Mortgage rates are rising at lightning speed, many newspapers and housing market watchers report. And they are. At the same time, those mortgage rates are still low. Of course, because the rate is coming from a historically low level, the rates of increase look enormous. Last week, a mortgage with a 20-year fixed rate came out to 3.7% on average, where it was 1.8% in October last year, according to Van Bruggen Adviesgroep. That is a doubling and that is easily the ‘biggest interest rate increase of this century’. But let’s not forget that we had to deal with much higher rates for large parts of this century and that a few years ago we called a rate of 3% ‘historically low’.

That it makes the market somewhat nervous is of course logical. In any case, for potential buyers it means that they can borrow less. Especially for first-time buyers, this is problematic. After all, unlike many people who move on, they cannot benefit from substantial surplus value on their own home.
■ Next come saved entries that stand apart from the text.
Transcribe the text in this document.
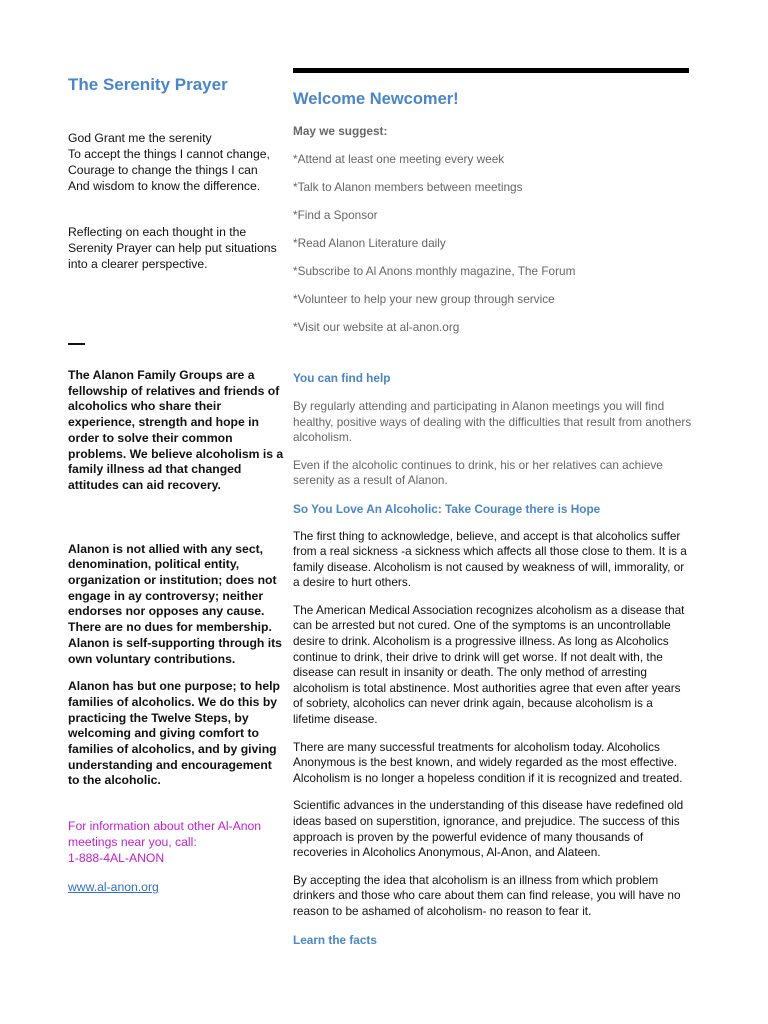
The Serenity Prayer
God Grant me the serenity
To accept the things I cannot change,
Courage to change the things I can
And wisdom to know the difference.

Reflecting on each thought in the Serenity Prayer can help put situations into a clearer perspective.

The Alanon Family Groups are a fellowship of relatives and friends of alcoholics who share their experience, strength and hope in order to solve their common problems. We believe alcoholism is a family illness ad that changed attitudes can aid recovery.

Alanon is not allied with any sect, denomination, political entity, organization or institution; does not engage in ay controversy; neither endorses nor opposes any cause. There are no dues for membership. Alanon is self-supporting through its own voluntary contributions.

Alanon has but one purpose; to help families of alcoholics. We do this by practicing the Twelve Steps, by welcoming and giving comfort to families of alcoholics, and by giving understanding and encouragement to the alcoholic.

For information about other Al-Anon meetings near you, call:
1-888-4AL-ANON
www.al-anon.org
Welcome Newcomer!
May we suggest:
*Attend at least one meeting every week
*Talk to Alanon members between meetings
*Find a Sponsor
*Read Alanon Literature daily
*Subscribe to Al Anons monthly magazine, The Forum
*Volunteer to help your new group through service
*Visit our website at al-anon.org
You can find help

By regularly attending and participating in Alanon meetings you will find healthy, positive ways of dealing with the difficulties that result from anothers alcoholism.

Even if the alcoholic continues to drink, his or her relatives can achieve serenity as a result of Alanon.

So You Love An Alcoholic: Take Courage there is Hope

The first thing to acknowledge, believe, and accept is that alcoholics suffer from a real sickness -a sickness which affects all those close to them. It is a family disease. Alcoholism is not caused by weakness of will, immorality, or a desire to hurt others.

The American Medical Association recognizes alcoholism as a disease that can be arrested but not cured. One of the symptoms is an uncontrollable desire to drink. Alcoholism is a progressive illness. As long as Alcoholics continue to drink, their drive to drink will get worse. If not dealt with, the disease can result in insanity or death. The only method of arresting alcoholism is total abstinence. Most authorities agree that even after years of sobriety, alcoholics can never drink again, because alcoholism is a lifetime disease.

There are many successful treatments for alcoholism today. Alcoholics Anonymous is the best known, and widely regarded as the most effective. Alcoholism is no longer a hopeless condition if it is recognized and treated.

Scientific advances in the understanding of this disease have redefined old ideas based on superstition, ignorance, and prejudice. The success of this approach is proven by the powerful evidence of many thousands of recoveries in Alcoholics Anonymous, Al-Anon, and Alateen.

By accepting the idea that alcoholism is an illness from which problem drinkers and those who care about them can find release, you will have no reason to be ashamed of alcoholism- no reason to fear it.

Learn the facts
The choice of a shorter fixed-interest period with lower rates can sometimes still offer some solace. The steep price rises, sharply rising inflation and the ongoing war in Ukraine also contribute to nervousness on the housing market. Naturally, there is considerable speculation about the consequences of all this for house prices.

People who want to sell their homes are now bringing that decision forward for fear of future price falls. As a result, supply has increased somewhat recently, although the market remains tight. Experts expect that there will only be potential price decreases at mortgage rates above 4 to 5%. At the same time, the demand for housing is still so enormous that I don’t see selling prices falling 1-2-3 yet. Of course, we’re going to see a flattening of the increase rates of between 15 and 20% to which we were almost getting used. But for this year I still expect an average price increase of around 8%. Unfortunately, the cost of new construction is rising further due to the scarcity of building materials and labor. The ambitious plans of Minister De Jonge (a minimum of 30% social housing in new construction plans) – if he is going to make it happen – will not increase the financial feasibility of projects either.

This means that the situation in the housing market can be characterized not only as nervous, but also as confusing. On a more positive note, employment trends are improving: more people than ever have jobs and the labor market is crying out for extra hands and heads. This means that household incomes will rise: people can work more at higher wages. That can then keep the housing market going after all.